Le processus d’écriture constitue un tiers dans la relation, une triangulation qui protège à la fois l’écoutant et l’écouté. Elle souligne l’importance de cette dimension triangulaire, évoquant les risques de traumatisme vicariant auxquels sont exposés les professionnels qui recueillent des récits difficiles. Ses écrivants consultants bénéficiaient d’un dispositif de supervision régulier avec un psychanalyste et de réunions collectives pour partager les méthodes, les difficultés et les innovations. La production d’un texte commun, d’un objet littéral, structure cette triangulation et garantit qu’il y ait toujours quelque chose de produit d’intéressant, même lorsque aucun projet professionnel concret n’émerge immédiatement.

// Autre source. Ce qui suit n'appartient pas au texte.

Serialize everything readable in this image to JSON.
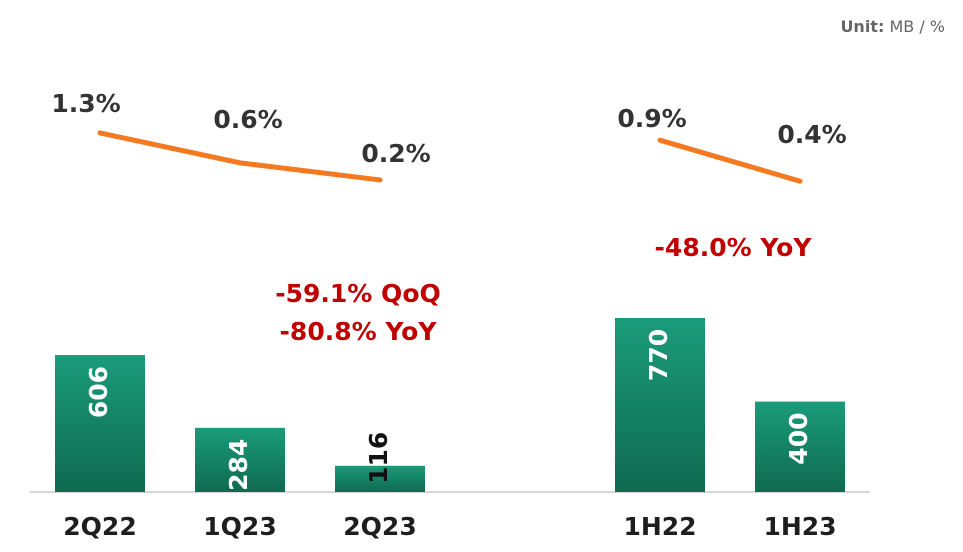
{
  "unit_label": "Unit:",
  "unit": "MB / %",
  "chart_data": [
    {
      "type": "bar",
      "categories": [
        "2Q22",
        "1Q23",
        "2Q23"
      ],
      "values": [
        606,
        284,
        116
      ],
      "color": "#14876a",
      "ylim": [
        0,
        1000
      ],
      "line": {
        "values": [
          1.3,
          0.6,
          0.2
        ],
        "value_labels": [
          "1.3%",
          "0.6%",
          "0.2%"
        ],
        "color": "#f47920",
        "y2lim": [
          0,
          2
        ]
      },
      "annotations": [
        "-59.1% QoQ",
        "-80.8% YoY"
      ]
    },
    {
      "type": "bar",
      "categories": [
        "1H22",
        "1H23"
      ],
      "values": [
        770,
        400
      ],
      "color": "#14876a",
      "ylim": [
        0,
        1000
      ],
      "line": {
        "values": [
          0.9,
          0.4
        ],
        "value_labels": [
          "0.9%",
          "0.4%"
        ],
        "color": "#f47920",
        "y2lim": [
          0,
          1
        ]
      },
      "annotations": [
        "-48.0% YoY"
      ]
    }
  ]
}
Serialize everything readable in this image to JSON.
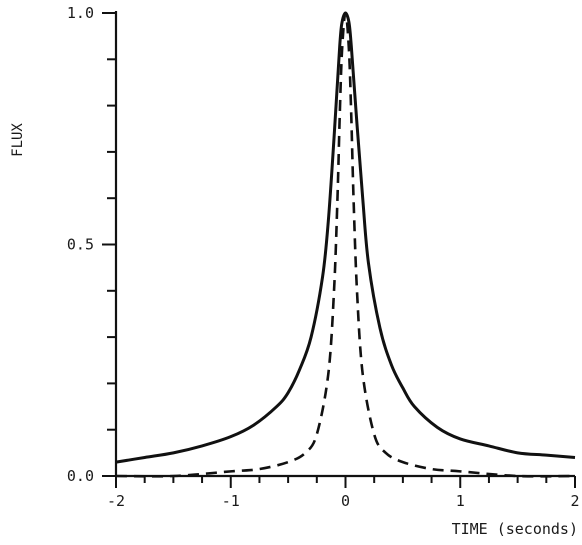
{
  "chart_data": {
    "type": "line",
    "title": "",
    "xlabel": "TIME (seconds)",
    "ylabel": "FLUX",
    "xlim": [
      -2,
      2
    ],
    "ylim": [
      0,
      1
    ],
    "xticks": [
      -2,
      -1,
      0,
      1,
      2
    ],
    "xtick_labels": [
      "-2",
      "-1",
      "0",
      "1",
      "2"
    ],
    "yticks": [
      0,
      0.5,
      1
    ],
    "ytick_labels": [
      "0.0",
      "0.5",
      "1.0"
    ],
    "grid": false,
    "legend": "none",
    "series": [
      {
        "style": "solid",
        "color": "#111111",
        "x": [
          -2.0,
          -1.75,
          -1.5,
          -1.25,
          -1.0,
          -0.8,
          -0.6,
          -0.5,
          -0.4,
          -0.3,
          -0.2,
          -0.15,
          -0.1,
          -0.05,
          -0.03,
          0.0,
          0.03,
          0.05,
          0.1,
          0.15,
          0.2,
          0.3,
          0.4,
          0.5,
          0.6,
          0.8,
          1.0,
          1.25,
          1.5,
          1.75,
          2.0
        ],
        "y": [
          0.03,
          0.04,
          0.05,
          0.065,
          0.085,
          0.11,
          0.15,
          0.18,
          0.23,
          0.3,
          0.43,
          0.55,
          0.73,
          0.93,
          0.98,
          1.0,
          0.98,
          0.93,
          0.76,
          0.6,
          0.46,
          0.32,
          0.24,
          0.19,
          0.15,
          0.105,
          0.08,
          0.065,
          0.05,
          0.045,
          0.04
        ]
      },
      {
        "style": "dashed",
        "color": "#111111",
        "x": [
          -2.0,
          -1.5,
          -1.0,
          -0.75,
          -0.5,
          -0.35,
          -0.25,
          -0.15,
          -0.1,
          -0.07,
          -0.05,
          -0.03,
          0.0,
          0.03,
          0.05,
          0.07,
          0.1,
          0.15,
          0.25,
          0.35,
          0.5,
          0.75,
          1.0,
          1.5,
          2.0
        ],
        "y": [
          0.0,
          0.0,
          0.01,
          0.015,
          0.03,
          0.05,
          0.09,
          0.22,
          0.4,
          0.6,
          0.78,
          0.92,
          1.0,
          0.92,
          0.78,
          0.6,
          0.4,
          0.22,
          0.09,
          0.05,
          0.03,
          0.015,
          0.01,
          0.0,
          0.0
        ]
      }
    ]
  }
}
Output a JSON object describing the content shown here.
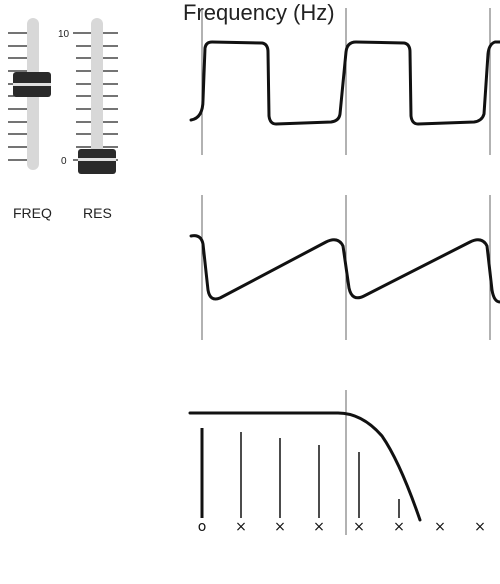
{
  "faders": [
    {
      "label": "FREQ",
      "value": 6.0
    },
    {
      "label": "RES",
      "value": 0.0
    }
  ],
  "scale": {
    "max_label": "10",
    "min_label": "0"
  },
  "spectrum": {
    "xlabel": "Frequency (Hz)",
    "harmonic_markers": [
      "o",
      "×",
      "×",
      "×",
      "×",
      "×",
      "×",
      "×"
    ]
  }
}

Une personne n’a généralement pas l’occasion d’être connue dans sa vie complète par les autres, chacun n’en connaissant qu’un fragment. Le récit de vie offre cette possibilité rare de se faire connaître intégralement, et les personnes demandaient souvent plusieurs exemplaires de leur récit pour pouvoir le partager avec leurs proches, parfois dans une version adaptée pour les enfants. Ce travail élémentaire de revisite de toute l’existence, même si un récit reste toujours une fiction dans la manière dont une personne se raconte elle-même, permet de donner une unité à l’expérience vécue. Cette mise en cohérence s’est révélée transformatrice pour des personnes qui avaient une opinion très dépréciée d’elles-mêmes.
Chantal Deckmyn illustre son propos par l’exemple d’un jeune homme de vingt-et-un ans, incarcéré depuis plus d’un an, qui avait pratiqué le deal depuis l’âge de seize ans au collège. Le curriculum vitae élaboré ensemble recense ses centres d’intérêt et compétences : la lecture de magazines et de livres qui lui permettent d’apprendre de nouveaux mots et de modifier son langage pour être compris de tous et pas seulement des jeunes des cités, l’écriture qui le tranquillise, le football qu’il a dû abandonner malgré son talent, sa collection de blagues car le rire rend la vie supportable même dans les moments difficiles, ses voyages à Mayotte qui lui ont donné envie de découvrir le monde, et même son expérience du commerce illicite qui exigeait rapidité, vigilance et calcul mental précis. Ce document, apparemment élémentaire, révèle la présence et la sincérité de la personne beaucoup plus efficacement que ne le ferait une démonstration abstraite de qualités. Il ne s’agit pas de démontrer les choses mais de les montrer.
Cette expérience s’est toujours révélée absolument merveilleuse et enthousiasmante, précisément parce qu’elle permettait à des personnes considérées comme inoccupables par les institutions et ayant elles-mêmes une très faible estime d’elles-mêmes de se réapproprier leur histoire et de passer ensuite à autre chose. La force de cette méthode réside dans sa capacité à restaurer la dignité et l’unité narrative d’existences fragmentées par les difficultés sociales et les ruptures biographiques, ouvrant ainsi des possibilités nouvelles d’inscription dans un projet et dans la société.